Friday, January 27, 2012

Ron Paul (Never) Made Money from and Used Hate

Today, thanks to an article in the Washington Post entitled "Ron Paul signed off on racist newsletters in the 1990s, associates say," people can finally affirm, with confidence, the exact same things most people have been claiming for months:
[People] close to Paul’s operations said he was deeply involved in the company that produced the [racist] newsletters, Ron Paul & Associates, and closely monitored its operations, signing off on articles and speaking to staff members virtually every day.

“It was his newsletter, and it was under his name, so he always got to see the final product. . . . He would proof it,’’ said Renae Hathway, a former secretary in Paul’s company and a supporter of the Texas congressman.
The Paulite rationalization has always been that he didn't mean these things published under his own name. And, more importantly, he didn't know.
Yet a review of his enterprises reveals a sharp-eyed businessman who for nearly two decades oversaw the company and a nonprofit foundation, intertwining them with his political career. The newsletters, which were launched in the mid-1980s and bore such names as the Ron Paul Survival Report, were produced by a company Paul dissolved in 2001.

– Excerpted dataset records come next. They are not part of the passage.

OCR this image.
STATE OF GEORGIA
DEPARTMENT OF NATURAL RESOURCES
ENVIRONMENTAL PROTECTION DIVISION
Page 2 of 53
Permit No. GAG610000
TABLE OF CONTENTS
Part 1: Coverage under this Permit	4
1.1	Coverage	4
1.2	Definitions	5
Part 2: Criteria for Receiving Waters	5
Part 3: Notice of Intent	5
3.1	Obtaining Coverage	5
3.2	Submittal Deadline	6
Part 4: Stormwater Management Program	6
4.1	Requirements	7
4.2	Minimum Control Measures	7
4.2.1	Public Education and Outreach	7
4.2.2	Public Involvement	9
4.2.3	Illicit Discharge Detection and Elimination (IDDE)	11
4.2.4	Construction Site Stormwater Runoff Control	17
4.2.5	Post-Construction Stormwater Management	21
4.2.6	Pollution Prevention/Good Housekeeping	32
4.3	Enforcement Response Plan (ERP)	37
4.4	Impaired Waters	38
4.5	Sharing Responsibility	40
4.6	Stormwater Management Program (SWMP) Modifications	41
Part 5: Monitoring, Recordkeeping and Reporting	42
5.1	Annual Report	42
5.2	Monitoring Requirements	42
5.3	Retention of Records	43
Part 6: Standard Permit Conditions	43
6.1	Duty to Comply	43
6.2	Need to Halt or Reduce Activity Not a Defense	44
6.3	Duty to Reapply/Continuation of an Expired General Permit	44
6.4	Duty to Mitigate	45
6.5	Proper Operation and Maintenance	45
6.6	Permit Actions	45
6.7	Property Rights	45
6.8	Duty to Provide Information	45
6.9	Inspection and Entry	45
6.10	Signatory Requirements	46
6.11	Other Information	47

The company shared offices with his campaigns and foundation at various points, according to those familiar with the operation. Public records show Paul’s wife and daughter were officers of the newsletter company and foundation; his daughter also served as his campaign treasurer.
Apparently, the "not knowing" defense, besides eroding under the whole doctrine of personal responsibility and agency that his libertarianism advocates, also falls apart when it turns out that he did know and exploited ethnic hatred and suspicion for a greater circulation:
A person involved in Paul’s businesses, who spoke on condition of anonymity to avoid criticizing a former employer, said Paul and his associates decided in the late 1980s to try to increase sales by making the newsletters more provocative. They discussed adding controversial material, including racial statements, to help the business, the person said.

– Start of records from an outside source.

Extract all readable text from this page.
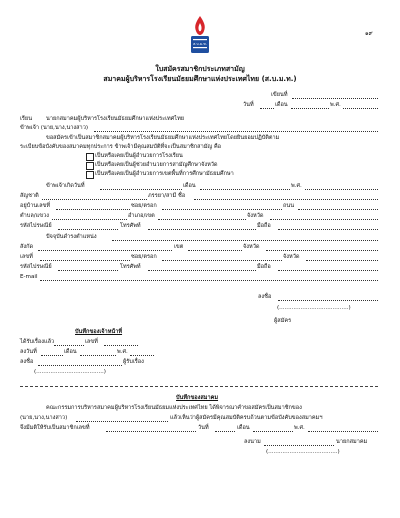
ส.บ.ม.ท.
๑๙
ใบสมัครสมาชิกประเภทสามัญ
สมาคมผู้บริหารโรงเรียนมัธยมศึกษาแห่งประเทศไทย (ส.บ.ม.ท.)
เขียนที่
วันที่	เดือน	พ.ศ.
เรียน นายกสมาคมผู้บริหารโรงเรียนมัธยมศึกษาแห่งประเทศไทย
ข้าพเจ้า (นาย,นาง,นางสาว)
ขอสมัครเข้าเป็นสมาชิกสมาคมผู้บริหารโรงเรียนมัธยมศึกษาแห่งประเทศไทยโดยยินยอมปฏิบัติตาม
ระเบียบข้อบังคับของสมาคมทุกประการ ข้าพเจ้ามีคุณสมบัติที่จะเป็นสมาชิกสามัญ คือ
เป็นหรือเคยเป็นผู้อำนวยการโรงเรียน
เป็นหรือเคยเป็นผู้ช่วยอำนวยการสามัญศึกษาจังหวัด
เป็นหรือเคยเป็นผู้อำนวยการเขตพื้นที่การศึกษามัธยมศึกษา
ข้าพเจ้าเกิดวันที่	เดือน	พ.ศ.
สัญชาติ	ภรรยา/สามี ชื่อ
อยู่บ้านเลขที่	ซอย/ตรอก	ถนน
ตำบล/แขวง	อำเภอ/เขต	จังหวัด
รหัสไปรษณีย์	โทรศัพท์	มือถือ
ปัจจุบันดำรงตำแหน่ง
สังกัด	เขต	จังหวัด
เลขที่	ซอย/ตรอก	จังหวัด
รหัสไปรษณีย์	โทรศัพท์	มือถือ
E-mail
ลงชื่อ
(.......................................)
ผู้สมัคร
บันทึกของเจ้าหน้าที่
ได้รับเรื่องแล้ว	เลขที่
ลงวันที่	เดือน	พ.ศ.
ลงชื่อ	ผู้รับเรื่อง
(......................................)
บันทึกของสมาคม
คณะกรรมการบริหารสมาคมผู้บริหารโรงเรียนมัธยมแห่งประเทศไทย ได้พิจารณาคำขอสมัครเป็นสมาชิกของ
(นาย,นาง,นางสาว)	แล้วเห็นว่าผู้สมัครมีคุณสมบัติครบถ้วนตามข้อบังคับของสมาคมฯ
จึงมีมติให้รับเป็นสมาชิกเลขที่	วันที่	เดือน	พ.ศ.
ลงนาม	นายกสมาคม
(.......................................)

“It was playing on a growing racial tension, economic tension, fear of government,’’ said the person, who supports Paul’s economic policies but is not backing him for president. “I’m not saying Ron believed this stuff. It was good copy. Ron Paul is a shrewd businessman.’’
And, unsurprisingly, it netted him a payday, which, one supposes, doesn't matter when money is a universal good and the means of its earning irrelevant:
It is unclear precisely how much money Paul made from his newsletters, but during the years he was publishing them, he reduced his debts and substantially increased his net worth, according to his congressional and presidential disclosure reports. In 1984, he reported debt of up to $765,000, most of which was gone by 1995, when he reported a net worth of up to $3.3 million. Last year, he reported a net worth up to $5.2 million.
Who can begrudge a man making a buck? Even after surely losing hundreds of thousands of dollars—if not millions—on his failed 1988 presidential campaign? Unless he specifically markets himself to hate groups.
Ed Crane, the longtime president of the libertarian Cato Institute, said he met Paul for lunch during this period, and the two men discussed direct-mail solicitations, which Paul was sending out to interest people in his newsletters. They agreed that “people who have extreme views” are more likely than others to respond.

Crane said Paul reported getting his best response when he used a mailing list from the now-defunct newspaper Spotlight, which was widely considered anti-Semitic and racist.
Dondero Rittberg said he witnessed Paul proofing, editing and signing off on his newsletters in the mid-1990s.

“The real big money came from some of that racially tinged stuff, but he also had to keep his libertarian supporters, and they weren’t at all comfortable with that,’’ he said.
If only rational actors actually avoided money tainted by social malice and didn't court it, and if only social malice obeyed rational-actor theory. Or maybe, in the latter case, it did.